Thursday, January 19, 2012

December Celebrations

December in Bolivia works double-time as a month of celebrations. Whereas those of us from the United States spend the month Christmas shopping, decorating our homes, and writing Christmas cards, people in Bolivia are also commemorating the rites of spring, which includes the commencement of summer vacation, graduations, and even dance recitals. In the picture below is a high school graduation, which is called a promotion. These students have completed programs in the technical arts: computer technology and fashion design, among others. In the picture below, Hermana Elsa, the head of the school, introduces the dancers who will perform during the graduation ceremony. I have seen many traditional dance performances in the past two years, and even performed myself, but this student performance was of a profession calibre.

This school is called San Francisco and Santa Clara Colegio, and the tuition is $3 a month. Because the tuition is so affordable for people of little means (and the education excellent), the parents work together, almost as a co-operative, to keep the school going, working on the school grounds and in the large beautiful garden between the buildings and the walls that surround and protect the school.

I am going to teach for the second time in my life at a high school. I had just agreed to teach English classes the next year at this school, as well as take on a catechesis class. In fact, I am at this time teaching two interim English classes in the summer session.  At the time of the ceremony, when I thought of myself as a mere onlooker, I suddenly found myself being introduced to the crowd of parents, relatives, and friends in the auditorium as the new English instructor. Not in the least a known quantity, I was the subject of applause in a room full of people whom I did not know. I had not done anything worthy yet; I had merely agreed to try to do something worthy. So I was surprised by the show of appreciation, or rather, the welcoming applause of the people whose children I was teach.

Another graduation or promotion ceremony took place the next day, Sunday. My husband and I have a young friend in our barrio. Her name is Lizbeth, and just a couple of weeks after we had moved to Cochabamba, we were sitting on the bus, talking in English, when a girl behind us asked us if we could give her English lessons. Apparently, she had been listening in and heard that we were teaching English classes. We agreed to visit her at her house sometime, meet her family, and have English conversation with her once a week. She took us up on our offer, and called us up to make these English conversation lessons happen. After being here for a year, we no longer offer private tutoring, not even to Lizbeth, but we have developed a strong friendship with her and her family.

In addition to introducing me to the shopping venues of Cochabamba, Lizbeth has been an active participant in the campus ministry film series Filmania, which Joel and I have helped to promote. The campus ministry of San Simon University, called pastoral juvenil, sponsored two film series last semester, in which we screened films and led discussions about the moral, social, and political dilemmas that emerged in the films. Lizbeth has been an avid discussant, bringing her friends and high school teachers to the film series. When we showed the classic film To Kill a Mockingbird, definitely a relevant film for us in Bolivia because of its theme of racism, Lizbeth almost finished the book in English before attending the screening. Sorry to say, the film ruined the book for her because she did not expect Tom Robinson to die at the end of the narrative.

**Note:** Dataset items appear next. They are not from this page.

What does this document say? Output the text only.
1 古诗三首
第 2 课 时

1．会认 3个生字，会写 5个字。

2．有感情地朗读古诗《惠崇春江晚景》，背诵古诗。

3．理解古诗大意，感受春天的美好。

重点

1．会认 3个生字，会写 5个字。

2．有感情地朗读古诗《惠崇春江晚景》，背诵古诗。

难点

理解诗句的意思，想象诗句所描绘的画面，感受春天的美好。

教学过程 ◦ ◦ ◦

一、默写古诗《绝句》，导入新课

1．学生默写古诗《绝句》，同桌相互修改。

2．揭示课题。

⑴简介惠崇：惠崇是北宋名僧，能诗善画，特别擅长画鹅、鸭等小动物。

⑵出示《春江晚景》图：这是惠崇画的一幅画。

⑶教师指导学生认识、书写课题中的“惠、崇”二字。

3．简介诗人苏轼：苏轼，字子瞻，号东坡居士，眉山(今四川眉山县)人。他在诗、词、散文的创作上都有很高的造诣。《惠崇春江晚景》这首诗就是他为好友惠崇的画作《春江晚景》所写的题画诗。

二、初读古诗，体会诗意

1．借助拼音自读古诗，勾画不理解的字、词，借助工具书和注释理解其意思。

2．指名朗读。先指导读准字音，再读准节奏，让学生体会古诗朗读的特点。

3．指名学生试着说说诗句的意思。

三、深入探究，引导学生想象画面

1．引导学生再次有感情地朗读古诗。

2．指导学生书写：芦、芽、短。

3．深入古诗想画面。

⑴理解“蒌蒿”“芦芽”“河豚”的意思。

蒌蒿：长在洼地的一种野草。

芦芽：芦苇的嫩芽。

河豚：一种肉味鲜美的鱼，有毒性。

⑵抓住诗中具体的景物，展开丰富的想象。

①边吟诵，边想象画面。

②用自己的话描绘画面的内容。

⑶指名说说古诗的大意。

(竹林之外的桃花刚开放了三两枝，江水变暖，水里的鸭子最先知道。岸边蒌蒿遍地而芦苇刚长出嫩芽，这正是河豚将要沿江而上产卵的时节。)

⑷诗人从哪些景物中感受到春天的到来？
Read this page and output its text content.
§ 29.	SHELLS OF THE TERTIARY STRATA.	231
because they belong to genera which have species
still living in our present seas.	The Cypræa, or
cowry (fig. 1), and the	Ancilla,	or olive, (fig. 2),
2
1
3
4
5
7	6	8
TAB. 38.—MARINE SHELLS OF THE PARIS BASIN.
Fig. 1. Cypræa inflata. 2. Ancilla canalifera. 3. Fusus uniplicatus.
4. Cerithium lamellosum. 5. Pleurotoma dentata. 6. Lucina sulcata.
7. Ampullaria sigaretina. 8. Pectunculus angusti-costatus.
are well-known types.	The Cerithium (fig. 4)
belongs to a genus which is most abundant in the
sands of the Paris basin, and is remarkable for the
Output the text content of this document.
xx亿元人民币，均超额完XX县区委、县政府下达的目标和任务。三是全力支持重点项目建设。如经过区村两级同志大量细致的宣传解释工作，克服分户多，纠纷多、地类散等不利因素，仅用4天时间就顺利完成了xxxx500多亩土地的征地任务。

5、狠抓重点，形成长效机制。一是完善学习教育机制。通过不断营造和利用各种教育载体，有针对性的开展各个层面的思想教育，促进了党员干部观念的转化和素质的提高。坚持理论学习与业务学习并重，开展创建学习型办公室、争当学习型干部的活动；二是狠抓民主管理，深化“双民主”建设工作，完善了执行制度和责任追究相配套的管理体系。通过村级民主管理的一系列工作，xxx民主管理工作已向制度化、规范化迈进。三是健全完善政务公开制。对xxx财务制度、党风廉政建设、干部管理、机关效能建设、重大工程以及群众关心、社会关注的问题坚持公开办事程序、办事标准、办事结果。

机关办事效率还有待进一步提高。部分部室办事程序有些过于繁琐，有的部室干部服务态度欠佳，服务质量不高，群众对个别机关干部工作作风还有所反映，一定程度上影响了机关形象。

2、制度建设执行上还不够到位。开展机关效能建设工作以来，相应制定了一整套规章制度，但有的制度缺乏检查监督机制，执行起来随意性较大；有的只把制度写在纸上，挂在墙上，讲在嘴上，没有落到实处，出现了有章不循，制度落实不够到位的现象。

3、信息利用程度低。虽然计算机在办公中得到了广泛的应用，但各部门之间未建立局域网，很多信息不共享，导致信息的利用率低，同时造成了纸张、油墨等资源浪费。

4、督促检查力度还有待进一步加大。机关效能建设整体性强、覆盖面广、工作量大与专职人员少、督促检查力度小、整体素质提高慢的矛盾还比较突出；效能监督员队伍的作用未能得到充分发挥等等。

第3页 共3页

Lizbeth was also the only Bolivian to attend our all-Franciscan Thanksgiving dinner. She takes care of our pets when we are on vacation and drinks hot chocolate in our house when it is cold and rainy outside. She introduced us to her older brother Nelson who is mastering Japanese, German, and English in his work as a travel agent in Uyuni (he is an economist by education and trade, and continues to look for work relevant to his degree). The four of us watched Happy Feet at our house one Friday night. Her parents have offered us hospitality on many Saturday afternoons (almuerzo [lunch]), as well as providing the twelve plates of food on Good Friday (a Cochabamba tradition in which families eat 12 plates of food on the afternoon of Good Friday, a plate for each disciple. While most Catholics are fasting, Cochabambinos are struggling to force down another plate of food. It should be noted that the plates do not contain meat.). We had Christmas breakfast with them as well, a meal of many varieties of sweet breads, one of which was very much like the beignets served at Cafe du Monde in New Orleans.

One last celebration in December: my birthday dinner. The Franciscans--the missioners and Padre Iggie--came, as well as Lizbeth and her parents (the Belizes). Fellow missioner Nora made my cake, and I received a number of thoughtful gifts.